The only real hitch I had with my Beaglebone was not realizing that if I had an SD card in, it would attempt to boot from the SD card, not from the onboard eMMC. Once I disconnected my brand new Samsung MicroSD card and power cycled the Beaglebone, though, I was off to the races. It boots into Angstrom pretty quickly, and thanks to the inclusion of the Avahi daemon in the default installation, you can discover the device (from linux at least – haven’t tested Windows) by just pinging beaglebone.local. Once that resolves, ssh root@beaglebone.local with a default password, and you’re embedded-Linux-ing!

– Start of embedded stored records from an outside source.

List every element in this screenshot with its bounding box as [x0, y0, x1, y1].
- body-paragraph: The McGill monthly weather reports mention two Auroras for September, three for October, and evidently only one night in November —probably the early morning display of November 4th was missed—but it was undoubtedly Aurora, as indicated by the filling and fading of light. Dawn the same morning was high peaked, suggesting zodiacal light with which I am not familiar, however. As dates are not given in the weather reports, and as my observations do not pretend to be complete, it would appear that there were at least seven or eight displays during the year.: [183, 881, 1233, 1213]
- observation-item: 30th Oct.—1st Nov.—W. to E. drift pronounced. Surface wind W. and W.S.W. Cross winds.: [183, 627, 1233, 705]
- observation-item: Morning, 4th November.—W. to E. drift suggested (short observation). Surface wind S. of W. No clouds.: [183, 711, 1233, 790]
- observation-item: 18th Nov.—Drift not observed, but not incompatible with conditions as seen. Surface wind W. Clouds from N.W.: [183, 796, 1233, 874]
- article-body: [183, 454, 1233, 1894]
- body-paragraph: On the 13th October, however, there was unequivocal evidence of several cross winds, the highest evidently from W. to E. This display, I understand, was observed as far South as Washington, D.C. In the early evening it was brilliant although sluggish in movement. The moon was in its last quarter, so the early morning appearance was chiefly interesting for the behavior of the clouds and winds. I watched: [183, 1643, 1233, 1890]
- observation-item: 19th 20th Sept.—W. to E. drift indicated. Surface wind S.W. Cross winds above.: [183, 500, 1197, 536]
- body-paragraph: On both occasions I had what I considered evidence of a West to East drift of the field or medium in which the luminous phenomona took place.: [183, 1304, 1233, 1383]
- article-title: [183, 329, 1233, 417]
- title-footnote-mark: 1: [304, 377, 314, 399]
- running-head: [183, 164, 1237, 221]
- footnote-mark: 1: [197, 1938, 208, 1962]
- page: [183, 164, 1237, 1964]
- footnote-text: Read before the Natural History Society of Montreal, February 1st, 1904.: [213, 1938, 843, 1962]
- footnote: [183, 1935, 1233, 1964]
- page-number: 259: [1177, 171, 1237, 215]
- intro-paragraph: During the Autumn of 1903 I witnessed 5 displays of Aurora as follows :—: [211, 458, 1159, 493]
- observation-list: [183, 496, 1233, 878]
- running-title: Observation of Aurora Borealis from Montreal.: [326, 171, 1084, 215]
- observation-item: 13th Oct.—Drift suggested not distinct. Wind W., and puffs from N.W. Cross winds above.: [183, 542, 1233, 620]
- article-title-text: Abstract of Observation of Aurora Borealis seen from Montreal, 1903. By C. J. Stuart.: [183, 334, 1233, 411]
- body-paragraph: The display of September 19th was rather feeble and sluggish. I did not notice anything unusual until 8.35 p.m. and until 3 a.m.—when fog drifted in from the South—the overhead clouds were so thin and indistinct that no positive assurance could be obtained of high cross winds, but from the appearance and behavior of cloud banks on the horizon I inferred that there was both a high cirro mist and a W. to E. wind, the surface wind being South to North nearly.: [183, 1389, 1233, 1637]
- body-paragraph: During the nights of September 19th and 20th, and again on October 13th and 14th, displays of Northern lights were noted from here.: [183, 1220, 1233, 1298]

Angstrom doesn’t have any prebuilt packages for OpenVPN, so I downloaded the source from openvpn.net and did the usual ./configure ; make ; make install fandango. I did have one minor hitch – the system clock wasn’t set, so ./configure bombed out complaining about files in the future. Easily fixed – ntpdate us.pool.ntp.org updated my clock, and this time the package built without incident, needing somewhere south of 5 minutes to finish. After that, it was time to test OpenVPN’s throughput – which, spoiler alert, was a total win!
root@beaglebone:~# openvpn --genkey --secret beagle.key ; scp beagle.key me@locutus:/tmp/ root@beaglebone:~# openvpn --secret beagle.key --port 666 --ifconfig 10.98.0.1 10.98.0.2 --dev tun
me@locutus:/tmp$ sudo openvpn --secret beagle.key --remote beaglebone.local --port 666 --ifconfig 10.98.0.2 10.98.0.1 --dev tun
Now I have a working tunnel between locutus and my beaglebone. Opening a new terminal on each, I ran iperf to test throughput. To run iperf (which was already available on Angstrom), you just run iperf -s on the server machine, and run iperf -c [ip address] on the client machine to connect to the server. I tested connectivity both ways across my OpenVPN tunnel:
me@locutus:~$ iperf -c 10.98.0.1
------------------------------------------------------------
Client connecting to 10.98.0.1, TCP port 5001
TCP window size: 21.9 KByte (default)
------------------------------------------------------------
[ 3] local 10.98.0.2 port 55873 connected with 10.98.0.1 port 5001
[ ID] Interval Transfer Bandwidth
[ 3] 0.0-10.1 sec 46.2 MBytes 38.5 Mbits/sec
me@locutus:~$ iperf -s
------------------------------------------------------------
Server listening on TCP port 5001
TCP window size: 85.3 KByte (default)
------------------------------------------------------------
[ 4] local 10.98.0.2 port 5001 connected with 10.98.0.1 port 32902
[ ID] Interval Transfer Bandwidth
[ 4] 0.0-10.0 sec 47.0 MBytes 39.2 Mbits/sec
38+ mbps from an inexpensive embedded device? I’ll take it!
Nice writeup. Thank you.
What is the throughput using encryption? 256bit aes for instance?
GT
This is using encryption! Blowfish is the OpenVPN default if you don’t manually specify a cipher (as I didn’t here), with SHA-1 as the authentication cipher where appropriate. (Not entirely sure about this, but I THINK the separate authentication cipher only comes into play if you’re doing full-on TLS certificate based encryption rather than simple shared key, as I did here. Overall throughput shouldn’t be much, if any, different on an established TLS tunnel than it is on a pre-shared key tunnel like this one.)
Blowfish is generally your best bang-for-the-buck on the cracking_difficulty::cpu_usage ratio. AES-128-CBC is generally the same throughput as Blowfish, AES-256-CBC is generally about 75% the throughput of Blowfish (always assuming your bottleneck is CPU, that is).